Recently, imitation models imitating ‘ChatGPT’ are pouring out like a flood in China.
Reuters reported on the tenth (local time) that as ChatGPT became unavailable in China, firms developing a Chinese version of ChatGPT instead emerged one after one other, and 12 Chinese firms which have developed or launched AI chatbots with functions just like ChatGPT have thus far reported to have reached
Including Baidu with ‘Enebot’, Alibaba, SenseTime, Tencent, Fudan University, NetEase, 360, JD.com, Kuaishou, China Telecom, Inspur, and Kunlun Tech.
Nevertheless, most of those firms don’t disclose the small print of the AI ​​chatbots they’ve developed. Nevertheless, in comparison with ChatGPT based on ‘GPT-4’, the dominant evaluation is that it appears to be behind in just about all features resembling parameter scale, multimodal function, and foreign language support scale.
On this regard, Chinese experts also admit that ChatGPT is one generation ahead of China and has much richer learning data.
Nevertheless, Chinese chatbots are developed with an emphasis on ‘social interaction’, highlighting that they will reduce hallucinations and other problems that appear in ChatGPT. That is where Chinese chatbots are higher because they filter information to comply with government policy.
Essentially the most recent product is ‘SenseChat’, an AI chatbot based on the super-giant AI model ‘SenseNova’, unveiled by Chinese AI startup SenseTime on the tenth. It is thought to perform general AI chatbot functions that generate text and code through Q&A.

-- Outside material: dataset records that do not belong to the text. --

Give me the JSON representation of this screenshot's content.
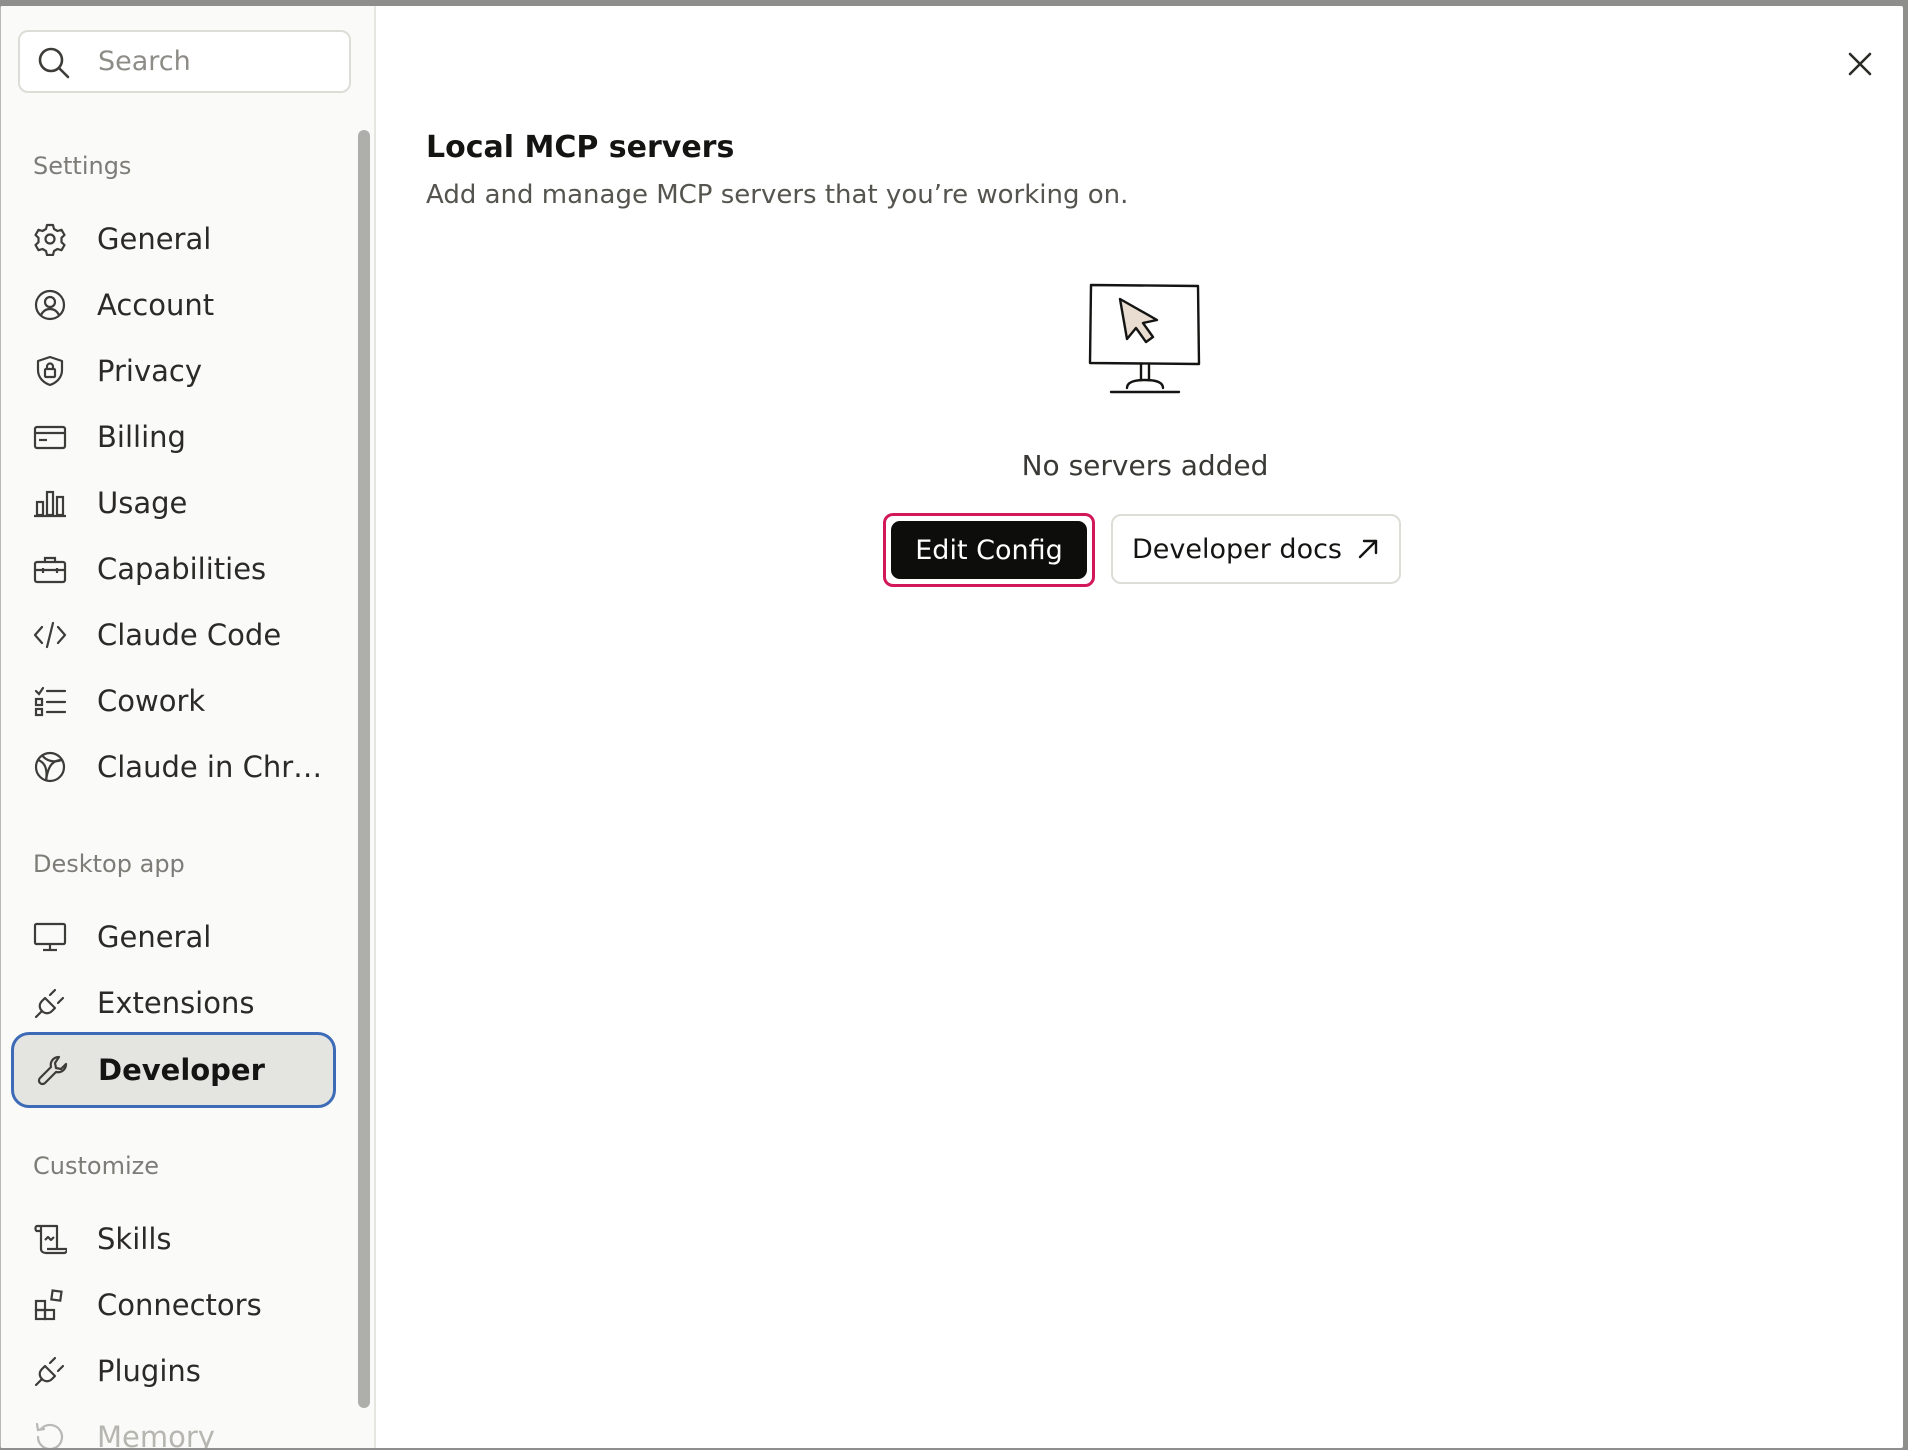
{
  "search": {
    "placeholder": "Search"
  },
  "sidebar": {
    "sections": [
      {
        "label": "Settings"
      },
      {
        "label": "Desktop app"
      },
      {
        "label": "Customize"
      }
    ],
    "settings_items": [
      {
        "label": "General",
        "icon": "gear-icon"
      },
      {
        "label": "Account",
        "icon": "user-circle-icon"
      },
      {
        "label": "Privacy",
        "icon": "shield-lock-icon"
      },
      {
        "label": "Billing",
        "icon": "credit-card-icon"
      },
      {
        "label": "Usage",
        "icon": "bar-chart-icon"
      },
      {
        "label": "Capabilities",
        "icon": "briefcase-icon"
      },
      {
        "label": "Claude Code",
        "icon": "code-brackets-icon"
      },
      {
        "label": "Cowork",
        "icon": "checklist-icon"
      },
      {
        "label": "Claude in Chr…",
        "icon": "globe-icon"
      }
    ],
    "desktop_items": [
      {
        "label": "General",
        "icon": "monitor-icon"
      },
      {
        "label": "Extensions",
        "icon": "plug-icon"
      },
      {
        "label": "Developer",
        "icon": "wrench-icon",
        "active": true
      }
    ],
    "customize_items": [
      {
        "label": "Skills",
        "icon": "scroll-icon"
      },
      {
        "label": "Connectors",
        "icon": "blocks-icon"
      },
      {
        "label": "Plugins",
        "icon": "plug-icon"
      },
      {
        "label": "Memory",
        "icon": "history-icon"
      }
    ]
  },
  "main": {
    "title": "Local MCP servers",
    "subtitle": "Add and manage MCP servers that you’re working on.",
    "empty_state": {
      "icon": "monitor-cursor-illustration",
      "text": "No servers added"
    },
    "edit_config_label": "Edit Config",
    "developer_docs_label": "Developer docs"
  },
  "colors": {
    "active_outline": "#3e6bb7",
    "focus_ring": "#d3185a",
    "primary_button": "#0d0d0c",
    "sidebar_bg": "#fafaf8"
  }
}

On the seventh, Alibaba unveiled an AI chatbot called ‘Tongyi Qianwen’. Alibaba only introduced it as a productivity aid and idea generator that responds to human commands using a big language model (LLM), but didn’t explain specific functions.
Unlike ChatGPT, ‘Ernie Bot’, which Baidu unveiled on the sixteenth of last month, claims that it may perform mathematical calculations and generate images and videos with text prompts.
In February, Tencent also announced plans to develop an AI chatbot called ‘HunyuanAide’. In the identical month, Fudan University unveiled an AI chatbot platform called ‘MOSS’, and e-commerce company JD.com also announced plans to launch an AI chatbot ‘ChatJD’ for businesses.
As well as, China Telecom announced that it’s developing an industrial AI chatbot for customer support, followed by short video app Kuaishou Technology, game company NetEase and security company 360 Security, etc. A study plan has been published.
Inspur Electronic Information Industry and mobile game company Cruntech announced that they’re repeatedly investing in the event of AI chatbots for the AI-generated content business.
Nevertheless, there is no such thing as a business version available to the general public yet. Only Baidu’s ‘Hernibot’ and Alibaba’s ‘Tungyi Chenwon’ are at the extent of providing tests only to limited users.